Honorific Prefix: | Major-General |
Sir Wyndham Childs | |
Birth Date: | 15 December 1876 |
Death Date: | 27 November 1946 (aged 69) |
Branch: | British Army |
Serviceyears: | 1900–1922 |
Rank: | Major-General |
Battles: | Second Boer War World War I |
Awards: | Knight Commander of the Order of St Michael and St George Knight Commander of the Order of the British Empire Companion of the Order of the Bath |
Major-General Sir Borlase Elward Wyndham Childs (15 December 1876 – 27 November 1946) was a British Army officer who also served as Assistant Commissioner of Police of the Metropolis from 1921 to 1928.
Childs was born in Cornwall, the son of a solicitor. He initially entered the law himself, as an articled clerk to his father. He was also a captain in the 2nd Volunteer Battalion of the Duke of Cornwall's Light Infantry. When the Second Boer War broke out he volunteered for overseas service, but was turned down. He decided to volunteer for regular service instead, intending to return to the law after the war, and in 1900 was commissioned into the regular DCLI, being immediately posted to the 1st Battalion in Dum Dum, India. Shortly afterwards, the battalion moved to Ceylon as a guard battalion for the Boer prisoner of war camp. After two years, the battalion was finally posted to South Africa, where Childs was appointed adjutant and quartermaster of the rest camp at Stellenbosch. There he came to the attention of Colonel Nevil Macready, then Chief Staff Officer at Cape Colony, who appointed him garrison adjutant of Cape Town Castle. He was promoted Lieutenant in April 1904 and returned to England in 1905, where he became adjutant of his battalion. He transferred to the Royal Irish Regiment as a captain in 1910.

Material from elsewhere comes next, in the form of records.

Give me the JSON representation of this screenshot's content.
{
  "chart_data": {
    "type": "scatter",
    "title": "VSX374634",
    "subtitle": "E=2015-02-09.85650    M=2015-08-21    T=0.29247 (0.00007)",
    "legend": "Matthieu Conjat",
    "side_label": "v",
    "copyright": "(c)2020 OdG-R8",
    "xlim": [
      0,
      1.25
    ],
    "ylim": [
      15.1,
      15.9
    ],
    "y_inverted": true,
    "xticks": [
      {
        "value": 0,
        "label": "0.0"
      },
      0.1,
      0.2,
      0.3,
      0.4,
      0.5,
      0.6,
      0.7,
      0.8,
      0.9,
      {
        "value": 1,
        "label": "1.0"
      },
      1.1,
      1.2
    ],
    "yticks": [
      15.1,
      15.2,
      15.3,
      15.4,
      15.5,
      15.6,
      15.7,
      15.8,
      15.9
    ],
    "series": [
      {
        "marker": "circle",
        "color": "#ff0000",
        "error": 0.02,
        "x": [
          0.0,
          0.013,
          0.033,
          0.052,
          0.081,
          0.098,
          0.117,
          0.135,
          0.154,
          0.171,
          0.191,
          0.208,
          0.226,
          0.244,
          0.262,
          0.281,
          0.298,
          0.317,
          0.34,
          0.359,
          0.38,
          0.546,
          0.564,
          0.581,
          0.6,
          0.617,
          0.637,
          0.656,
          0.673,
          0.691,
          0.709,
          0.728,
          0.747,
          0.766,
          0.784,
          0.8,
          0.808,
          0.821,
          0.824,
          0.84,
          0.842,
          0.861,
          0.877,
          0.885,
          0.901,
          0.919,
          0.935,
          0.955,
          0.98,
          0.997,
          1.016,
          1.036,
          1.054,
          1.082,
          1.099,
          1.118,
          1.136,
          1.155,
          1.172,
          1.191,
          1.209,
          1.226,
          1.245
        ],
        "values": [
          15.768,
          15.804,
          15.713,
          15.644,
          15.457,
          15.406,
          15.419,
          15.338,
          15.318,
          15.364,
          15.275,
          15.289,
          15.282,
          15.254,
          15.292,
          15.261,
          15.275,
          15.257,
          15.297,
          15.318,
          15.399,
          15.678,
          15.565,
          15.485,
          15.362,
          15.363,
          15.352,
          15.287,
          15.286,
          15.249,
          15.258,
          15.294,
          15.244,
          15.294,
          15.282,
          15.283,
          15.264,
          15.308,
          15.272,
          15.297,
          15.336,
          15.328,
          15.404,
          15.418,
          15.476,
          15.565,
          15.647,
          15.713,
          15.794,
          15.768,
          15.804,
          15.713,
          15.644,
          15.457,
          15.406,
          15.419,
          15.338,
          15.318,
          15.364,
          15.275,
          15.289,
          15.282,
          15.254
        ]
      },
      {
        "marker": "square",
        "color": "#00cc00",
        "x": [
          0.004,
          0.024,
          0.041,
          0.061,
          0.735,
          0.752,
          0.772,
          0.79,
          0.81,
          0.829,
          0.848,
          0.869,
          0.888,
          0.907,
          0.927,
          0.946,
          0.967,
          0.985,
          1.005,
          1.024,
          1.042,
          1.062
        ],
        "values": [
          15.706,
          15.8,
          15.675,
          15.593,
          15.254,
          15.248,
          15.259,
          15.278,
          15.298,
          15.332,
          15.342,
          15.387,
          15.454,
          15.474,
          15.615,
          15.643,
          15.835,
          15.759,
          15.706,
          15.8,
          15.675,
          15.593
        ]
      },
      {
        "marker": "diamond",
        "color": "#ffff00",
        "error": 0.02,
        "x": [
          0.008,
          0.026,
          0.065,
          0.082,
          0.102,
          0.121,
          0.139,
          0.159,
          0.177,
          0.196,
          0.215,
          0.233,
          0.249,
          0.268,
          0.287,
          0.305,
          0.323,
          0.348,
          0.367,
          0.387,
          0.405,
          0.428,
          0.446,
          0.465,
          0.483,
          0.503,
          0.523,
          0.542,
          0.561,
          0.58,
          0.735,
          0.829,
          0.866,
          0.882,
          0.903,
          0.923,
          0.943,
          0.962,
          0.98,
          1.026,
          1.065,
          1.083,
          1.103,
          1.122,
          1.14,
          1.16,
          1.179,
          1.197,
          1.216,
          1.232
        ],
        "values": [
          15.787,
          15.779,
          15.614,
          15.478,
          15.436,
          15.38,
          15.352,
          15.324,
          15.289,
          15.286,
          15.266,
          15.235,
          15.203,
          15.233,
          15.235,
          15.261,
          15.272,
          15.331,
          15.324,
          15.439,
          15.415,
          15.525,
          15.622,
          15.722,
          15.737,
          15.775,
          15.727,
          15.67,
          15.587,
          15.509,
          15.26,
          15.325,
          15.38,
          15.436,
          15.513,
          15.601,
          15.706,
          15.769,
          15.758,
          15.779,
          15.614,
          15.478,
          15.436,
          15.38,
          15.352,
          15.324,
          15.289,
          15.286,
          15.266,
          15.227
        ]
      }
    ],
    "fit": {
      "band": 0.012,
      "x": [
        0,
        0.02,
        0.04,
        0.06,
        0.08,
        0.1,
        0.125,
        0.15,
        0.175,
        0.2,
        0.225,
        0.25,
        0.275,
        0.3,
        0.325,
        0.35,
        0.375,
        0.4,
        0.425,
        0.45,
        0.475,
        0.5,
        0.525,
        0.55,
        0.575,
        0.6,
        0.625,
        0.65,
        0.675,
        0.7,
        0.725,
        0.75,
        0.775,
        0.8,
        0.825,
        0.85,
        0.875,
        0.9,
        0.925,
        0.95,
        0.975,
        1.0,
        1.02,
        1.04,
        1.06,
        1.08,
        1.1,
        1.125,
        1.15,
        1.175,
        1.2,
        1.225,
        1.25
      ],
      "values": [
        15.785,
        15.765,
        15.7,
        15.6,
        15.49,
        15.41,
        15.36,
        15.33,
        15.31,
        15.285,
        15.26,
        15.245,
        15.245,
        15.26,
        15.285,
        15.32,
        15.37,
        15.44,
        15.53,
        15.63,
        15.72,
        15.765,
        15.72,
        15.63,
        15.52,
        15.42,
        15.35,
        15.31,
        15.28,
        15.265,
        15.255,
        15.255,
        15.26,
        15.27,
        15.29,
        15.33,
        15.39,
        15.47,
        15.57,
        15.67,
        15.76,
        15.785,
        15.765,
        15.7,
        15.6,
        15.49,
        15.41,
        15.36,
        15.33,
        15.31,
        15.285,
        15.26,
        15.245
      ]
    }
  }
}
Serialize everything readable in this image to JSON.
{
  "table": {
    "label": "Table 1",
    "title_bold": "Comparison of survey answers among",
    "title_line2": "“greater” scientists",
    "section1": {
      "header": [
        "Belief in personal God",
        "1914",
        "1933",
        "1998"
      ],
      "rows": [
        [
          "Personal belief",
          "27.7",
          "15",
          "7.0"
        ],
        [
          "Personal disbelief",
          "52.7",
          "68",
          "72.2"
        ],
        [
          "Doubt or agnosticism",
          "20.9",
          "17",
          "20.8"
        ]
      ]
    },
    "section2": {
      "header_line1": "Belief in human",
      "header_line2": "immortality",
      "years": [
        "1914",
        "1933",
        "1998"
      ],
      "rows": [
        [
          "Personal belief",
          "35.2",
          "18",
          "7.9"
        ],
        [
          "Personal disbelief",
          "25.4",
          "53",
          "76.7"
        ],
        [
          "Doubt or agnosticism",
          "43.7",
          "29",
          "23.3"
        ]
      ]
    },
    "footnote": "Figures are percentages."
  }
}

In February 1911 he was seconded to the War Office as a staff captain. In November 1910, he accompanied his old friend, Macready, by then Director of Personal Services, as his staff officer to Tonypandy in South Wales, where rioting had broken out. In February 1912, he was promoted to the brevet rank of major. In April 1914, he was appointed deputy assistant adjutant-general at the War Office and in September 1914 he was appointed assistant adjutant-general with the British Expeditionary Force and promoted to the temporary rank of lieutenant-colonel and shortly afterwards to the temporary rank of colonel. While with the BEF, he instituted court martial reforms that increased the remission of death sentences for deserters to 89 per cent of all those sentenced to death by military courts.
In 1916, he returned to the War Office as assistant adjutant-general, mainly dealing with conscientious objectors, and later the same year was appointed Director of Personal Services, in charge of Army discipline. In September 1915 he was given the substantive rank of major in the DCLI, in 1916 he became a brevet lieutenant-colonel, in 1917 a brevet colonel, and in 1919 a temporary major-general. In 1919, he also became a deputy adjutant-general.
Childs was appointed Assistant Commissioner "C" (Crime) in December 1921.[1] He retired from the Army in December 1922 with the honorary rank of Major-General. While Assistant Commissioner he attempted with some success to stamp out the illegal arms trade. He resigned from the Metropolitan Police on 6 November 1928[2] over the Sir Leo Chiozza Money incident.[3]
He was appointed Companion of the Order of St Michael and St George (CMG) in 1916, Companion of the Order of the Bath (CB) in 1918, Knight Commander of the Order of St Michael and St George (KCMG) in 1919, and Knight Commander of the Order of the British Empire (KBE) in February 1921.
He was appointed High Sheriff of Cambridgeshire and Huntingdonshire for 1932-33 when he was living in Thriplow House, Thriplow, Cambridgeshire.
He died in the Stoke Newington district of London in 1946. He had married Ethel (Young) Allanson in 1925.